Big mistake. Not that I am actually going to pack my bags and leave. I might be more stupid than the dog, but not that stupid.
I just don’t think I can bear the way it grins at me any more. I used to think it was merely vacuous, but it’s become more… triumphant since I had this conversation (with my wife, not the dog).
I said I was sick of hairs over everything. I said anything that could make the house stink like a stable full of old blankets should be sleeping on the verandah…
It was the silence that gave her away. And I am not moving on to the verandah. The bloody dog would be on my bed like rat up a drain.
The balance of power has shifted and I never saw it happening. I remember when this… animal… arrived in the house. It was cute and snugly and it smelled good and I taught it to sit and stay and walk to heel and it looked up at me with doe-eyed devotion.
But somewhere in the past 13 years it’s been got at by the forces of evil. It has developed little red weasel eyes and a way of fawning to my wife that she sees as unquestioning devotion. She says it understands every word she says, but she talks to me as if I have no comprehension of even the most basic English.

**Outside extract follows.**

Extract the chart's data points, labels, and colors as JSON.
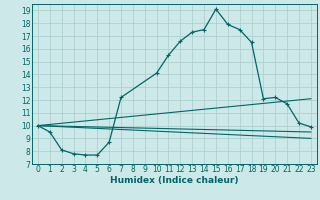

I get fed at meal times only, but every time I look round some dainty morsel is being dropped in front of the dog’s porcine snout. And it doesn’t even have to beg or roll over!
And now it’s too late. It grins at me with Machiavellian malice and dares me to mount a challenge. I’ve even considered poisoning its food but it would deliberately die an agonised and theatrical death and its ghost would continue to sideline me in my wife’s affections.
She takes it out more often than she takes me out… “I’m just going to the walk the dog.”
“Would you like me to come?”
“Well, I thought we could talk….”
“No I’ll be fine with the dog. You get on with the painting.”
And when they get back I’ll be the one jumping up with my tongue hanging out for a pat and a kind word. I think I’m growing a tail.
I tried to get it all out in the open. “Don’t you see,” I blurted, desperately. “It’s using you. It’s working its way into your trust and slowly — diabolically — it’s taking control!”
She stepped back a couple of paces. With a kind of sad scorn in her eyes she said: “It’s just a dog.” The dog wagged its tail.
And here we are. I curl up in an armchair, hungry for the occasional kind word from my wife. I get up for meals and to go to the lavatory. I come when I’m called. I dig in the garden a bit, but usually in the wrong place, for which I am scolded by my wife.
The dog follows my wife about like a teenager in love. If it could hold her hand it would. They have interesting conversations about life the universe and everything. They go out and meet people. They go shopping together. And when they do, the dog gets to wait in the car. When I used to go shopping with her I was dragged round to look at things and carry stuff!
I’ve thought about running away, but I have this sneaky feeling no-one will scour the neighbourhood calling my name, or letterbox-drop the neighbourhood with sentimental leaflets saying how they miss me.